22 septembre 2017.
Dans les derniers jours, en sortant de mes ruches, j’ai pris le temps de lire les pensées profondes de Christian Overbeek, président des Producteurs de Grains du Québec, et de Jacques Cartier, président du Conseil des Entrepreneurs Agricoles, dans le dossier des néonicotinoïdes.
Tandis que le premier s’oppose à la volonté du ministère de l’Environnement du Québec de bannir les néonicotinoïdes en plus de se commettre dans une lettre d’opinion niant leur lien avec la mortalité des abeilles, le second n’hésite pas à affirmer dans une entrevue : « On va les utiliser tant et aussi longtemps qu’on aura des recommandations agronomiques pour nous permettre de le faire. »

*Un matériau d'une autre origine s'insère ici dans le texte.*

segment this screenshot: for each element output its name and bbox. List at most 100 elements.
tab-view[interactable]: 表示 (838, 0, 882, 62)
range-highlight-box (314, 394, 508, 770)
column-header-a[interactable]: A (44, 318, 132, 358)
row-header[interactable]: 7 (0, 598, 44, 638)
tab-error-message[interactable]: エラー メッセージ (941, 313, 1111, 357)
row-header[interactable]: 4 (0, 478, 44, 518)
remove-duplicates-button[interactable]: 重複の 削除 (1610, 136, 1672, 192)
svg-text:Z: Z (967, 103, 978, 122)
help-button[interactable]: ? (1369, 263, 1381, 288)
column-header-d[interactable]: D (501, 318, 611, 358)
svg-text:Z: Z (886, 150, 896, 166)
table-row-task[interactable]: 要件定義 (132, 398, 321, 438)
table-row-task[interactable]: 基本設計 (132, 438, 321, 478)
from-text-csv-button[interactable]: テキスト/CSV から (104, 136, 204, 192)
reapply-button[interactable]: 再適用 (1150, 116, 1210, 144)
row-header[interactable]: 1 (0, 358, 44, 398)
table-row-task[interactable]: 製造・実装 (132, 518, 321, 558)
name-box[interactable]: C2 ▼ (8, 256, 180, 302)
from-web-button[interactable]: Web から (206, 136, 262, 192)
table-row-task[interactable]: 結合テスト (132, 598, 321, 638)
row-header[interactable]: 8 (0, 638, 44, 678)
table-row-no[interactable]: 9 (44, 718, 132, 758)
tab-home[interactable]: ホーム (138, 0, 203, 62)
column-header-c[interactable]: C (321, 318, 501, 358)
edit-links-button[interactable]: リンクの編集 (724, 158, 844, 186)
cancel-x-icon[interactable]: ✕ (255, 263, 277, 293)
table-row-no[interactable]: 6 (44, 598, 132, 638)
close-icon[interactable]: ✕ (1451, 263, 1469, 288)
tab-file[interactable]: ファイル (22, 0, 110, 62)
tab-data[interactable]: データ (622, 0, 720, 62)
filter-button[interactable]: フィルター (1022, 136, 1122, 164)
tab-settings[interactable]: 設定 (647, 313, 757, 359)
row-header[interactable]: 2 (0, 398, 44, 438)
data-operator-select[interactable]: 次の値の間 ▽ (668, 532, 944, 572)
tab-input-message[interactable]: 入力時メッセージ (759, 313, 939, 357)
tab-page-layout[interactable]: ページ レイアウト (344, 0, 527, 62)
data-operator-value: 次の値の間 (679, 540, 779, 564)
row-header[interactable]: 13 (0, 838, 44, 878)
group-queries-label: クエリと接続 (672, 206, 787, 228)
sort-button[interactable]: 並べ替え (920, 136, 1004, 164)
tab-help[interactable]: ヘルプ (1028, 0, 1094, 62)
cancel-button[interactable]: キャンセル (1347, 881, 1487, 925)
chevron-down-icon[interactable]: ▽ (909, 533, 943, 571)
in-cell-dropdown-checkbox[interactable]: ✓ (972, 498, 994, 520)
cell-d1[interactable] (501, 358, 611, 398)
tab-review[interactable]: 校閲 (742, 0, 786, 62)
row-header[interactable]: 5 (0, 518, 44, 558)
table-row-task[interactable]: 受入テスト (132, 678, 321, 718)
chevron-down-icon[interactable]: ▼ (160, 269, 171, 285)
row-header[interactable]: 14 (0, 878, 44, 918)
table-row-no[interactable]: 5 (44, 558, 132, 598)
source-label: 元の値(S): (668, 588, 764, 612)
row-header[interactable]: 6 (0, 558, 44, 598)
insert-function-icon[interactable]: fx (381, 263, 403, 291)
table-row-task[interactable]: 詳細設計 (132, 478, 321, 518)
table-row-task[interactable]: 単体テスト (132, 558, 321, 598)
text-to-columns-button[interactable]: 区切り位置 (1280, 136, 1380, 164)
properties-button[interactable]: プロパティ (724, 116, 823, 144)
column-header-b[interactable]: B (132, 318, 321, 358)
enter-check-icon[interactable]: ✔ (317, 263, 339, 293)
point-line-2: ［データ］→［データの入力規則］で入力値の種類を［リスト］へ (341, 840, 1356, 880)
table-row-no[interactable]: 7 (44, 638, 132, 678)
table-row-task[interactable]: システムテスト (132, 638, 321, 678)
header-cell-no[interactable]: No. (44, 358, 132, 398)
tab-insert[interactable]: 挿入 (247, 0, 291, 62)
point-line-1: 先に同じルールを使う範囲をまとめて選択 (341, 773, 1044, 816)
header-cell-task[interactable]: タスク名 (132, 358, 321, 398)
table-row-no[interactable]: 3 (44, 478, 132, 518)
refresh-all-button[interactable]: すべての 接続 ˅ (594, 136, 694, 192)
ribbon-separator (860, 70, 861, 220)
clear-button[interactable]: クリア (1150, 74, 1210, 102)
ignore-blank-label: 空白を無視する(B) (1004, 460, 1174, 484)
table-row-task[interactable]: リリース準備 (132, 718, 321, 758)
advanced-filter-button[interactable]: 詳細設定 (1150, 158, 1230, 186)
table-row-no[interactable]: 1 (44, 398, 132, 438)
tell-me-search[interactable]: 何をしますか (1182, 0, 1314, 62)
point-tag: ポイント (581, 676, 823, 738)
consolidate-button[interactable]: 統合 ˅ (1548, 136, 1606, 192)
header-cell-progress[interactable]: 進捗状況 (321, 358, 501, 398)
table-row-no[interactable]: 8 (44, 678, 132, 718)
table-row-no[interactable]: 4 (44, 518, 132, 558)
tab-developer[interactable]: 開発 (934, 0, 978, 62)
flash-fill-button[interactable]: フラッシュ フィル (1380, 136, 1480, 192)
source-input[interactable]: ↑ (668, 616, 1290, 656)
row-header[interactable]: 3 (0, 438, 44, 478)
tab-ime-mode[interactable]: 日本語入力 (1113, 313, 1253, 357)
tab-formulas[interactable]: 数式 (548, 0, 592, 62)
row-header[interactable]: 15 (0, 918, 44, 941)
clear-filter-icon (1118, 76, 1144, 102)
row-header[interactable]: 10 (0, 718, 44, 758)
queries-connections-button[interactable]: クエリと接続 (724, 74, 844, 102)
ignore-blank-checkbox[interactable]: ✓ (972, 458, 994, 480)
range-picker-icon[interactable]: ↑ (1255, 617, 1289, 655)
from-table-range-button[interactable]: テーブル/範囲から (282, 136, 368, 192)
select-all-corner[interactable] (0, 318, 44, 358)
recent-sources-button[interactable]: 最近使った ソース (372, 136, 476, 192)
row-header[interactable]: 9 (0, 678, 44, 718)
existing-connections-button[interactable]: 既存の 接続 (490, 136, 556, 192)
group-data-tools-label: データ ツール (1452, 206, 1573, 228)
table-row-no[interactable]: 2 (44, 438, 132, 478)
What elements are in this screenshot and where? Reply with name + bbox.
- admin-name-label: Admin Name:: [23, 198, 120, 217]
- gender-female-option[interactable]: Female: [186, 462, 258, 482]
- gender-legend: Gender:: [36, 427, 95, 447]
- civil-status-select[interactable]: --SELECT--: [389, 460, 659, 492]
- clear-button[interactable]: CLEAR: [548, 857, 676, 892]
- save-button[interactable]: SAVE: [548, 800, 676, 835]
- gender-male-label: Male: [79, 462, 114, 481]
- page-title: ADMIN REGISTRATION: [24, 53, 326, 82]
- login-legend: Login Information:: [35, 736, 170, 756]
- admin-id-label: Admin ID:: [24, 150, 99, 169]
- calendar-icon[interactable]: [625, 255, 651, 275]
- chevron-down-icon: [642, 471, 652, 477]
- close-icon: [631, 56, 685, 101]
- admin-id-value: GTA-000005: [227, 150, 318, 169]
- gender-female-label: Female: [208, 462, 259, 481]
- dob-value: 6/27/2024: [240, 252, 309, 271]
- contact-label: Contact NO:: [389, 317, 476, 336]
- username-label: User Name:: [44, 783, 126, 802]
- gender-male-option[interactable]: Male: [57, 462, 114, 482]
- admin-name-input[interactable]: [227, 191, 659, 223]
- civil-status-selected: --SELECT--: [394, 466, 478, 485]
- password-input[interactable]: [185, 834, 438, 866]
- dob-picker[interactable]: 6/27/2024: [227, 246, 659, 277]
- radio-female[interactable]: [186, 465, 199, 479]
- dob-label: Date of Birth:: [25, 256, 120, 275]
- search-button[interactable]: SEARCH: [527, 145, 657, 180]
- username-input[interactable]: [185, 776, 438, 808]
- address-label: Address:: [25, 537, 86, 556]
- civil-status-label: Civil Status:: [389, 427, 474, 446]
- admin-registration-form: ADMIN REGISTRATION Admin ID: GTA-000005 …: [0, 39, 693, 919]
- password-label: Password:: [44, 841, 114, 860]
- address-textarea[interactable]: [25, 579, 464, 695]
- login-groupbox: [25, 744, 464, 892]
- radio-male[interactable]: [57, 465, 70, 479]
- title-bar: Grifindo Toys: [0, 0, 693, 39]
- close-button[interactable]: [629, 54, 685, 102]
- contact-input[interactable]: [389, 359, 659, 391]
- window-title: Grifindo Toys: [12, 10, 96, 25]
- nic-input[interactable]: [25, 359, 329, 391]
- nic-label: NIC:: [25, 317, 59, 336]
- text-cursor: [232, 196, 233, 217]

Je le dis sans détour, de tels propos en 2017 m’apparaissent déphasés et d’une autre époque. Il suffit un tant soit peu de s’intéresser à l’agroalimentaire pour réaliser que les pesticides sont désormais pointés du doigt par tant de recherches qu’il n’est plus possible de nier leurs impacts sur la biodiversité et sur la santé humaine, des sols et de l’eau.
Seulement pour parler des néonicotinoïdes, le Groupe de travail sur les pesticides systémiques rendait public cette semaine une révision de plus de 500 études parues en trois ans. Le verdict est sans nuance. En plus d’être toxique pour les abeilles, cette classe de pesticide l’est pour certains invertébrés comme les vers de terre et pour les invertébrés aquatiques.
Je ne pointerai jamais du doigt un agriculteur pris dans une spirale dans laquelle les alternatives aux pesticides ne sont pas toujours accessibles, mais je ne mâcherai jamais mes mots devant des supposés leaders du monde agricole qui ne nous préparent pas pour demain en niant la science. Les pesticides sont des poisons auxquels nous devons collectivement trouver des alternatives.
À mon avis, il est temps de faire preuve de bon sens en bannissant en premier lieu les néonicotinoïdes au Canada. Le gouvernement Québécois doit dès maintenant faire preuve de courage en encadrant de façon stricte l’utilisation de pesticide. Ce resserrement ne pourra être viable qu’à la condition de développer des incitatifs et un soutien réel aux agriculteurs qui voudraient passer au bio.
Monsieur les leaders agricoles et gouvernementaux, en terme d’agroécologie, il est temps de se réveiller. Peut-être que si l’agriculture passait dans le ministère de la santé, il deviendrait évident « que ton aliment soit ton premier remède*».